Friday, June 17, 2022

Thank you to everyone who left a comment on my last post. I was feeling the blogger love and maybe a little overwhelmed. Below are a few pics of my Churn Dash SAL blocks so far.
This one was taken standing on my head, not really but I did have to stand on a stool and lean precariously over my sewing machine to get the best light from the window.
This is looking towards the window, light not as good but gives a better idea of what I have. They're stacked by color to help me not repeat a fabric. I'm aiming for a queen size quilt, so I need 72 blocks, eeek. I'm just under half of what I need.
Here's a finish!!!! Yippee. The applique blocks are from a book called "Grandma's Last Quilt" by the editors of Traditional Quiltworks Magazine. The copyright is 2000 by Chitra Publications who went out of business many years ago. There are 25 patterns in the book, I made four and ran out of steam. I got the main body of the quilt put together and then it languished for many years waiting for a border fabric to come along. I finally settled for the striped fabric, I guess it works. Then it sat pin basted for two years until I decided to have someone else do the quilting. 

And just like that, I had a finish. Things do get done eventually.

 These are the backing fabrics. I had thought the yellow toile might work as the border but the women in my quilt group thumbs downed it, so it ended up on the back.

Here's a quilt I made many years ago, sometime around the turn of the century, (I love using this phrase as it pertains to myself ) 😁. It looks like a strippy but instead I made alternating HST's with the two beiges and then pieced the rows on the diagonal, thus avoiding the lumps at the intersections that would have resulted from making vertical rows. 


Here's a close up of an intersection, You can see how nice and flat and unlumpy it is. Also much easier to quilt through.

If you're still here, thanks for hanging in. I hope all of you are well and happy and finding time to sew.

Joan


Tuesday, June 7, 2022

I'm starting this blog so I can participate in Chookyblue's Churn Dash Sew-a-long. I love reading Quitter's blogs and now I'm part of the community!
 Before we get to a few pics of quilts, I would like to share a few things I've learned since the stem cell transplant:
Use your new fabric. Use it while you still love it. I used to buy fabric and then save it for that great project that never happened. New fabrics now go into current projects and I love using them.
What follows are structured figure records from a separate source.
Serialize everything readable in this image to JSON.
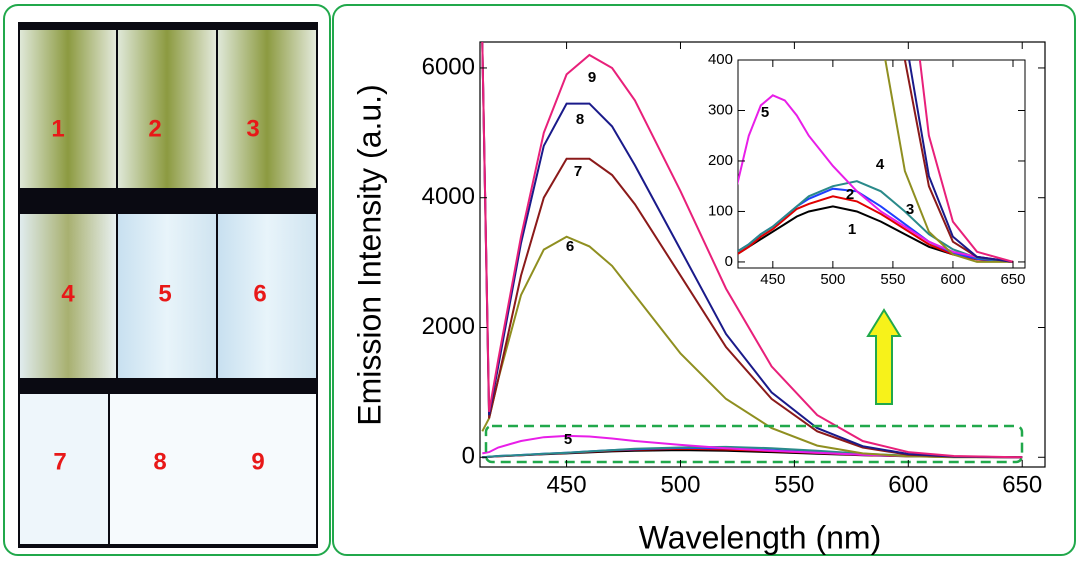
{
  "photo": {
    "labels": [
      "1",
      "2",
      "3",
      "4",
      "5",
      "6",
      "7",
      "8",
      "9"
    ]
  },
  "chart_data": [
    {
      "type": "line",
      "xlabel": "Wavelength (nm)",
      "ylabel": "Emission Intensity (a.u.)",
      "x": [
        413,
        416,
        420,
        430,
        440,
        450,
        460,
        470,
        480,
        500,
        520,
        540,
        560,
        580,
        600,
        620,
        650
      ],
      "series": [
        {
          "name": "1",
          "color": "#000000",
          "values": [
            0,
            5,
            15,
            30,
            45,
            60,
            75,
            90,
            100,
            110,
            100,
            80,
            55,
            30,
            15,
            5,
            0
          ]
        },
        {
          "name": "2",
          "color": "#e00000",
          "values": [
            0,
            5,
            15,
            30,
            50,
            65,
            85,
            105,
            115,
            130,
            120,
            95,
            65,
            35,
            15,
            5,
            0
          ]
        },
        {
          "name": "3",
          "color": "#1f3fff",
          "values": [
            0,
            8,
            20,
            35,
            55,
            70,
            90,
            110,
            125,
            145,
            140,
            110,
            75,
            40,
            18,
            6,
            0
          ]
        },
        {
          "name": "4",
          "color": "#2a8a8a",
          "values": [
            0,
            8,
            20,
            35,
            55,
            70,
            90,
            110,
            130,
            150,
            160,
            140,
            100,
            55,
            25,
            8,
            0
          ]
        },
        {
          "name": "5",
          "color": "#e81ee8",
          "values": [
            60,
            80,
            150,
            250,
            310,
            330,
            320,
            290,
            250,
            190,
            140,
            100,
            70,
            40,
            20,
            10,
            0
          ]
        },
        {
          "name": "6",
          "color": "#8f8f20",
          "values": [
            400,
            600,
            1200,
            2500,
            3200,
            3400,
            3250,
            2950,
            2500,
            1600,
            900,
            450,
            180,
            60,
            15,
            0,
            0
          ]
        },
        {
          "name": "7",
          "color": "#8b1a1a",
          "values": [
            6400,
            600,
            1200,
            2800,
            4000,
            4600,
            4600,
            4350,
            3900,
            2800,
            1700,
            900,
            400,
            150,
            40,
            10,
            0
          ]
        },
        {
          "name": "8",
          "color": "#1a1a8a",
          "values": [
            6400,
            650,
            1400,
            3300,
            4800,
            5450,
            5450,
            5100,
            4500,
            3200,
            1900,
            1000,
            450,
            170,
            50,
            10,
            0
          ]
        },
        {
          "name": "9",
          "color": "#e8207a",
          "values": [
            6400,
            700,
            1500,
            3400,
            5000,
            5900,
            6200,
            6000,
            5500,
            4100,
            2600,
            1400,
            650,
            250,
            80,
            20,
            0
          ]
        }
      ],
      "xlim": [
        412,
        660
      ],
      "ylim": [
        -150,
        6400
      ],
      "xticks": [
        450,
        500,
        550,
        600,
        650
      ],
      "yticks": [
        0,
        2000,
        4000,
        6000
      ]
    },
    {
      "type": "line",
      "xlim": [
        421,
        660
      ],
      "ylim": [
        -12,
        400
      ],
      "xticks": [
        450,
        500,
        550,
        600,
        650
      ],
      "yticks": [
        0,
        100,
        200,
        300,
        400
      ]
    }
  ]
}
I loved them enough to buy them and it makes me happy to see them being used.

Life is too short for dull rotary cutter blades. Ten packs of blades are relatively inexpensive on Amazon, far cheaper than buying them individually at your LQS.

Ok, so here a few quilts that happen to be on my phone, the rest I don't have pictures of at the moment but I will. I promise to share. For future reference, I will put picture descriptions under the pic.

This was made just because. I saw it online somewhere and loved it. I cut the strips wider (2 1/2") and made more blocks for a bigger quilt than the one I saw. Made with fabric from stash and some new fabrics purchased just for this project😀. Probably started in the dead of winter when I wanted to make something with my brightest and most cheerful fabrics. Cotton batting. Finished in 2021.
This 36 patch was made as a graduation present for my cousin. Made with mostly stash fabric and a few new purchases just for this. The 36 patch block is relatively simple and quick to make. For those of you who like technical details, the blocks were made with 2 1/2" strips which made a 12" finished block. Cotton batting, machine quilted on my longarm.

Both of these quilts were made with fabrics fron my "other stash", my main stash is mostly so called "Civil War" fabrics, 19th century reproductions and shirtings, I call them creamies.

I guess this is it for my first blog post ever! I hope you enjoyed it. I expect I'll get better at writing as I go along.